Am I correct in thinking that there is some implicit rounding down of dimensions going on when the integer division by the stride would leave a remainder?

The base formula for the width of the output representation of a convolution layer is given by (width_of_input - filter_size + 2*padding) / stride + 1

Taking the first NiN block as an example, the input is a 224x224 large image. This layer has a 11x11 kernel with stride of 4, and padding explicitly set to 0 (the 1x1 conv layers shouldn’t change the dimension so I ignore them here). The above formula gives (224 - 11)/4 + 1 as the output dimension, which would give 54.25 - I see the output shape from the dimensions test in the textbook chapter is 54.

The same thing happens for many other layers in the network - an imperfect division by a stride. When this happens, does PyTorch implicitly crop some columns from the left/right/top/bottom at random to make it round down?

Unrelatedly, here are my calculations for the resource usage of the NiN in the textbook chapter:

INPUT: 224 x 224 x 1	ACTIVS: 224 * 224		PARAMS: 0
CONV(1,96,11,4,0)		ACTIVS: 96 * 54 * 54	PARAMS: (11*11*1)*96
CONV(96,96,1,1,0)		ACTIVS: 96 * 54 * 54	PARAMS: (1*1*96)*96
CONV(96,96,1,1,0)		ACTIVS: 96 * 54 * 54	PARAMS: (1*1*96)*96
MaxPool(3,2)			ACTIVS: 96 * 26 * 26      PARAMS: 0
NiNBlock(96,256,5,1,2)	ACTIVS: 3*(256 * 26 * 26)   PARAMS: 256 * (256+256+(5*5*96)) 																					
MaxPool(3,2)			ACTIVS: 256 * 12 * 12	PARAMS: 0
NiNBlock(256,384,3,1,1)	ACTIVS: 3*(384 * 12 * 12)	PARAMS: 384 * (384+384+(3*3*256))																														
MaxPool(3,2)			ACTIVS:	384 * 5 * 5		PARAMS: 0
Dropout				ACTIVS: 384 * 5 * 5		PARAMS: 0
NiNBlock(384,10,3,1,1)	ACTIVS: 3*(10 * 5 * 5)		PARAMS: 10 * (10+10+(3*3*384))																														
AdaptiveMaxPool		ACTIVS: 10				PARAMS: 0
Flatten				ACTIVS: 10				PARAMS: 0

When training: we need 2 * the ACTIVS sum (values + gradients), and 3 * the PARAMS sum (values, gradients, and a cache for momentum/Adam)

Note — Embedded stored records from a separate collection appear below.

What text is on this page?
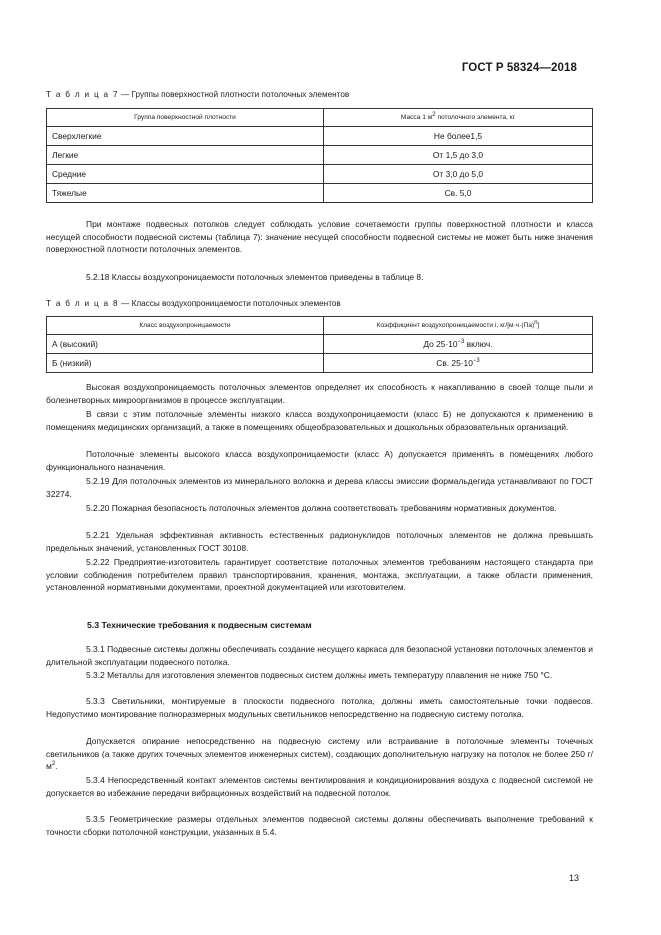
ГОСТ Р 58324—2018
Т а б л и ц а 7 — Группы поверхностной плотности потолочных элементов
Группа поверхностной плотности	Масса 1 м2 потолочного элемента, кг
Сверхлегкие	Не более1,5
Легкие	От 1,5 до 3,0
Средние	От 3,0 до 5,0
Тяжелые	Св. 5,0

При монтаже подвесных потолков следует соблюдать условие сочетаемости группы поверхностной плотности и класса несущей способности подвесной системы (таблица 7): значение несущей способности подвесной системы не может быть ниже значения поверхностной плотности потолочных элементов.

5.2.18 Классы воздухопроницаемости потолочных элементов приведены в таблице 8.

Т а б л и ц а 8 — Классы воздухопроницаемости потолочных элементов
Класс воздухопроницаемости	Коэффициент воздухопроницаемости i, кг/[м·ч·(Па)n]
А (высокий)	До $25\cdot 10^{-3}$ включ.
Б (низкий)	Св. $25\cdot 10^{-3}$

Высокая воздухопроницаемость потолочных элементов определяет их способность к накапливанию в своей толще пыли и болезнетворных микроорганизмов в процессе эксплуатации.

В связи с этим потолочные элементы низкого класса воздухопроницаемости (класс Б) не допускаются к применению в помещениях медицинских организаций, а также в помещениях общеобразовательных и дошкольных образовательных организаций.

Потолочные элементы высокого класса воздухопроницаемости (класс А) допускается применять в помещениях любого функционального назначения.

5.2.19 Для потолочных элементов из минерального волокна и дерева классы эмиссии формальдегида устанавливают по ГОСТ 32274.

5.2.20 Пожарная безопасность потолочных элементов должна соответствовать требованиям нормативных документов.

5.2.21 Удельная эффективная активность естественных радионуклидов потолочных элементов не должна превышать предельных значений, установленных ГОСТ 30108.

5.2.22 Предприятие-изготовитель гарантирует соответствие потолочных элементов требованиям настоящего стандарта при условии соблюдения потребителем правил транспортирования, хранения, монтажа, эксплуатации, а также области применения, установленной нормативными документами, проектной документацией или изготовителем.

5.3 Технические требования к подвесным системам

5.3.1 Подвесные системы должны обеспечивать создание несущего каркаса для безопасной установки потолочных элементов и длительной эксплуатации подвесного потолка.

5.3.2 Металлы для изготовления элементов подвесных систем должны иметь температуру плавления не ниже 750 °С.

5.3.3 Светильники, монтируемые в плоскости подвесного потолка, должны иметь самостоятельные точки подвесов. Недопустимо монтирование полноразмерных модульных светильников непосредственно на подвесную систему потолка.

Допускается опирание непосредственно на подвесную систему или встраивание в потолочные элементы точечных светильников (а также других точечных элементов инженерных систем), создающих дополнительную нагрузку на потолок не более 250 $г/м^2$.

5.3.4 Непосредственный контакт элементов системы вентилирования и кондиционирования воздуха с подвесной системой не допускается во избежание передачи вибрационных воздействий на подвесной потолок.

5.3.5 Геометрические размеры отдельных элементов подвесной системы должны обеспечивать выполнение требований к точности сборки потолочной конструкции, указанных в 5.4.

13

When testing: we just need the sum of activs + params. If we’re being clever we can erase previous ACTIVS as we go, so we only need the sum of the largest two consecutive ACTIVS. We also don’t need the Dropout ACTIVS.

Hey @Nish, great question. I am not exactly sure which edge does PyTorch choose to round down. However, if you use some level of padding, it won’t lose any information since you just remove that edge’s padding away.